In my paper titled "Global Rulemaking Strategy for Implementing Emerging Innovation," I cited an example of the world's first wearable cyborg-type robot "HAL®" developed by Cyberdyne. As a pioneering achievement in Cybernics, a new comprehensive discipline combining brain science, neuroscience, robotics, IT, and system integration technologies, HAL® is a perfect example of a product leading the fourth Industrial Revolution. HAL® has a range of use fields from medical and welfare, to heavy lifting in factories, and rescue activities during disasters, but the major focus is on medical/healthcare uses for the robot in medical and welfare fields, where safety assurance is important. Although rapid market introduction of HAL® was pursued both inside and outside Japan, it was found difficult because HAL® was still at the early stage of the innovation lifecycle (the dawn of the industry) and, as the world's first such product, it suffered from a lack of precedents regarding safety assessments, clinical evaluation methods associated with the approval of new medical equipment, and related personnel familiar with the implementation of new-concept technologies. The fact that Cyberdyne has been successful despite these obstacles presents lessons that we can all learn from.
The first notable lesson from the case study of HAL® is that Cyberdyne compared existing institutions and regulations globally and then adopted an optimization strategy (institutional arbitrage) in order to ensure safety and realize quick market introduction. Secondly, we can learn from the rulemaking process taken by Cyberdyne when specific regulations didn't exist. Cyberdyne itself became a rule-maker for international standards by establishing systematic safety standards through demonstration projects based on overseas partnerships and projects based in International Strategic Comprehensive Special Zones and National Strategic Special Zones.
"Fictions" Chosen in Global Competition
There is no one-size-fits-all solution to how nations can provide appropriate "fictions" that will be chosen by multinational corporations. But let me provide some policy implications.
First, from the perspective of governance, it is difficult to put appropriate and comprehensive regulations in place in advance because emerging technologies develop so fast. So, in terms of institutional design and governance, it is commonly understood that flexibility, adaptability, and agility are of vital importance.
Also, under the fourth Industrial Revolution, the times have changed from the days when value was generated from a single thing or object. Today, the combination of multiple elements such as the link between things and between things and human beings constitutes a system from which new value is created. In these circumstances, system- or architecture-based thinking, rather than component-based thinking, has been increasingly required with regard to the design and management of products and services and related rulemaking.

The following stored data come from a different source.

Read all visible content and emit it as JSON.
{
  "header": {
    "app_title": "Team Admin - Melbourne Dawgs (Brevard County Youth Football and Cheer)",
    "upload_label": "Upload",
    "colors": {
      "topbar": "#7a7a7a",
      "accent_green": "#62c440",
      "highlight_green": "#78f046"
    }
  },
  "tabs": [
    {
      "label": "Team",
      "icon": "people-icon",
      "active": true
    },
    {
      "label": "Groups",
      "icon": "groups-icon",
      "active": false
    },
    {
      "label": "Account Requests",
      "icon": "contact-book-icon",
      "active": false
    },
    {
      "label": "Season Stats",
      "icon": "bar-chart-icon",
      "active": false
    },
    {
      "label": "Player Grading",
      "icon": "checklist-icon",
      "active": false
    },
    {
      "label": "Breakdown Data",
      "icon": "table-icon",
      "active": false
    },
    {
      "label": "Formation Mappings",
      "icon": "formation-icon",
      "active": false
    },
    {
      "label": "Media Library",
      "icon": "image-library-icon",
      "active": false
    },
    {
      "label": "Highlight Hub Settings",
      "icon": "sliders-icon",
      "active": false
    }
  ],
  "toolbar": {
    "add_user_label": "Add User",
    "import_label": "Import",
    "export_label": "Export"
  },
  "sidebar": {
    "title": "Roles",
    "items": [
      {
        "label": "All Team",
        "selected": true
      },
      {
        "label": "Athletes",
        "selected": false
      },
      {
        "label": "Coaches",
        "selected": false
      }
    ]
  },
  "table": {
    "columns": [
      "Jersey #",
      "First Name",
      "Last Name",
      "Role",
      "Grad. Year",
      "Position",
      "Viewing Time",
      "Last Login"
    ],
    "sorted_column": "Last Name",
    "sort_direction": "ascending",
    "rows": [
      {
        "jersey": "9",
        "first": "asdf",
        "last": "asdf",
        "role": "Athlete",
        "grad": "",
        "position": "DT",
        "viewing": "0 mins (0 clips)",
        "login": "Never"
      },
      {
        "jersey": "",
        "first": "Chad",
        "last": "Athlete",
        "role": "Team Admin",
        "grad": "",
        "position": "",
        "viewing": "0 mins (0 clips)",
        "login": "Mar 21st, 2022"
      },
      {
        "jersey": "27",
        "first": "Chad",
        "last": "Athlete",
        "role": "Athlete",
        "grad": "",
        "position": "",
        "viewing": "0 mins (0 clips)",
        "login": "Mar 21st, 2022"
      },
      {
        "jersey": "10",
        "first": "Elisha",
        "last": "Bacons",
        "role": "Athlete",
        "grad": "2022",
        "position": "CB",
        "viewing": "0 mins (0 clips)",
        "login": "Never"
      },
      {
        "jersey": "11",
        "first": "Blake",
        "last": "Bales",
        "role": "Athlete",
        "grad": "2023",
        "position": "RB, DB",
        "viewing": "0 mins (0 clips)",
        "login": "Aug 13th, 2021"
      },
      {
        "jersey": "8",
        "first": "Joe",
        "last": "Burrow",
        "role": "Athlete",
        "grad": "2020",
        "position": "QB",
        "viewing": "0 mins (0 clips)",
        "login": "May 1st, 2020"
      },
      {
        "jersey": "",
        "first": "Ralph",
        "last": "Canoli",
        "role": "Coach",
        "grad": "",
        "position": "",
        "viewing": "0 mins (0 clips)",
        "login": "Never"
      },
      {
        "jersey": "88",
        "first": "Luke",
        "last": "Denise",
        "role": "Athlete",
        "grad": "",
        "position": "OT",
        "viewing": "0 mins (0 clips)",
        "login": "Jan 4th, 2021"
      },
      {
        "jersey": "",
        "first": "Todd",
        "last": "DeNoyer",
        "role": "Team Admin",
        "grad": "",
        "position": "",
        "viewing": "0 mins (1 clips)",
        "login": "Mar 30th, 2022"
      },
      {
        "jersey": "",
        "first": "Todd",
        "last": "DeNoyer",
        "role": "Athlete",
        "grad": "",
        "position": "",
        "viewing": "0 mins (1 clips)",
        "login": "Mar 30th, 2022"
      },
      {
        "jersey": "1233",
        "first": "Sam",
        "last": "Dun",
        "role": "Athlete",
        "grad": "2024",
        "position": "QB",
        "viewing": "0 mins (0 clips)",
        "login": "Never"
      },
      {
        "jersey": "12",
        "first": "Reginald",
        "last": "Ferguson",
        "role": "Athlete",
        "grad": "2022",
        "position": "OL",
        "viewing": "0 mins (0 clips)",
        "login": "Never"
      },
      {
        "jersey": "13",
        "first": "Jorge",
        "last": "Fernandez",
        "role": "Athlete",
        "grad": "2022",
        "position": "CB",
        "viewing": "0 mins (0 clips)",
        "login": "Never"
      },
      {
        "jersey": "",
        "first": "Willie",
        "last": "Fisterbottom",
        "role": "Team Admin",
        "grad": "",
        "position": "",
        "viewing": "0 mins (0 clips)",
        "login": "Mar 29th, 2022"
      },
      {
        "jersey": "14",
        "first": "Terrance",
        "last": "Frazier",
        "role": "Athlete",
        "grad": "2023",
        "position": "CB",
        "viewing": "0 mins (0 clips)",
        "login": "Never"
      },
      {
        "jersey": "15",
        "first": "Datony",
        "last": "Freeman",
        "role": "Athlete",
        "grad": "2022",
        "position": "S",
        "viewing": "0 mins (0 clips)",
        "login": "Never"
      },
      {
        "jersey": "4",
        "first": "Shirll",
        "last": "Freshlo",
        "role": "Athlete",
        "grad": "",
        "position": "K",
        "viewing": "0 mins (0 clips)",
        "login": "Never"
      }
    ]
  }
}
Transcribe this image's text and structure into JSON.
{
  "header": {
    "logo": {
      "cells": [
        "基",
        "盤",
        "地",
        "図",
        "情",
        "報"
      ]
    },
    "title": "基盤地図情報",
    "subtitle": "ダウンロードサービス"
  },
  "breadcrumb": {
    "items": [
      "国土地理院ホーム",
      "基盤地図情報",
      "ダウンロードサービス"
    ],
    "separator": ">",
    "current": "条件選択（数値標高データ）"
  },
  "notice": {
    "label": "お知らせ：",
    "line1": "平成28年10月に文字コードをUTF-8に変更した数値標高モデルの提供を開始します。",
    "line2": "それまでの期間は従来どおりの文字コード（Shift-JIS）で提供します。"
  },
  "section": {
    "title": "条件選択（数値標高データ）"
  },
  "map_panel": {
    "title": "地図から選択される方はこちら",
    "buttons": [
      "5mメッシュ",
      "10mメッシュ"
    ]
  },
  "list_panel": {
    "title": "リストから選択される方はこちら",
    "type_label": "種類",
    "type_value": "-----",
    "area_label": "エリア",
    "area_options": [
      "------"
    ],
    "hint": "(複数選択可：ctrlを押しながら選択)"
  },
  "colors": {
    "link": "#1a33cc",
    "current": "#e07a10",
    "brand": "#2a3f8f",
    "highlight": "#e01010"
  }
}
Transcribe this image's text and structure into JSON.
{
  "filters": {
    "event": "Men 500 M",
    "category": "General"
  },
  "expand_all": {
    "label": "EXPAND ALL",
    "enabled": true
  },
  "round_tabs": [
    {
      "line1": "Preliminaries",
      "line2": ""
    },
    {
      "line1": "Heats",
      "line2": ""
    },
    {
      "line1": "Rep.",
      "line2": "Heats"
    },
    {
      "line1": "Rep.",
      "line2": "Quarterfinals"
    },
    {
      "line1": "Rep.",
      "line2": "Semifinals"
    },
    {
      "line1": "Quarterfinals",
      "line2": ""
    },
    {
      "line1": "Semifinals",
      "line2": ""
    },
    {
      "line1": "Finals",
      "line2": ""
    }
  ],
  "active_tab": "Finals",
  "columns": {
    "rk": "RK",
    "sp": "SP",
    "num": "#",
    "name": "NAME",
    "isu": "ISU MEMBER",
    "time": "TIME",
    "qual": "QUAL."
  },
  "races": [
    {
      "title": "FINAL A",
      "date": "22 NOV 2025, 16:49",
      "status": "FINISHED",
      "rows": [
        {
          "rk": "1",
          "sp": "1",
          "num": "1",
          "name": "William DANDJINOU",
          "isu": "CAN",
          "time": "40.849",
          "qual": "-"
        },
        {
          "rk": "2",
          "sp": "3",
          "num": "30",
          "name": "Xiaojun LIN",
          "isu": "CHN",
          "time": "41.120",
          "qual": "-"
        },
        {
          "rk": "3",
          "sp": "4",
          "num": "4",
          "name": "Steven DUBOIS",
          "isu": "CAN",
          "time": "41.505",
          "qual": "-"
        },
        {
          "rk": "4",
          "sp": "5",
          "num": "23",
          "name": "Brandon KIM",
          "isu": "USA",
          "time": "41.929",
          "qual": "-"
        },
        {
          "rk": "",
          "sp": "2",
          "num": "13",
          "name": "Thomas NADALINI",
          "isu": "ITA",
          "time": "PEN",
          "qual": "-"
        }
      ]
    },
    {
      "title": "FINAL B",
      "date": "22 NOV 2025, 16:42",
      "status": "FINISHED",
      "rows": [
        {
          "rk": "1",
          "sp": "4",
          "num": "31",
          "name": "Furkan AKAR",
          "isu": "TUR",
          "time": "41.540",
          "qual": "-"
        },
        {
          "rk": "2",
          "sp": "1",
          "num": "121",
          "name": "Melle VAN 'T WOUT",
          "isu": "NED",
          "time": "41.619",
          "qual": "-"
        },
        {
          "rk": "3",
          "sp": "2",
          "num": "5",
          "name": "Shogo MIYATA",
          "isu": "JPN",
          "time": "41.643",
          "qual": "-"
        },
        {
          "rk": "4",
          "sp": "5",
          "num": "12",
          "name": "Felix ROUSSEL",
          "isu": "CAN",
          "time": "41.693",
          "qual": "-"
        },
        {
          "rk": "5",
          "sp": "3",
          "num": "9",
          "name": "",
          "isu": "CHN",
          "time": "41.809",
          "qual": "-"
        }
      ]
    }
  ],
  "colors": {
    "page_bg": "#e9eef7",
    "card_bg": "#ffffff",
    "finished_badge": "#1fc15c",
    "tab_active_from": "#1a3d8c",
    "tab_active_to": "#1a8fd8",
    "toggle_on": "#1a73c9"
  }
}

More players are now participating in the rulemaking process. For example, we see more organized efforts to actively shape rules. Business operators and lawyers are taking active roles in supporting the lobbying activities of venture companies along with public policy departments within companies. As the field of public-private co-creation is expanding, we may need to consider again how public and private sectors can cooperate so that innovation-driving companies can work effectively as rule-makers or key actors in institutional arbitrage.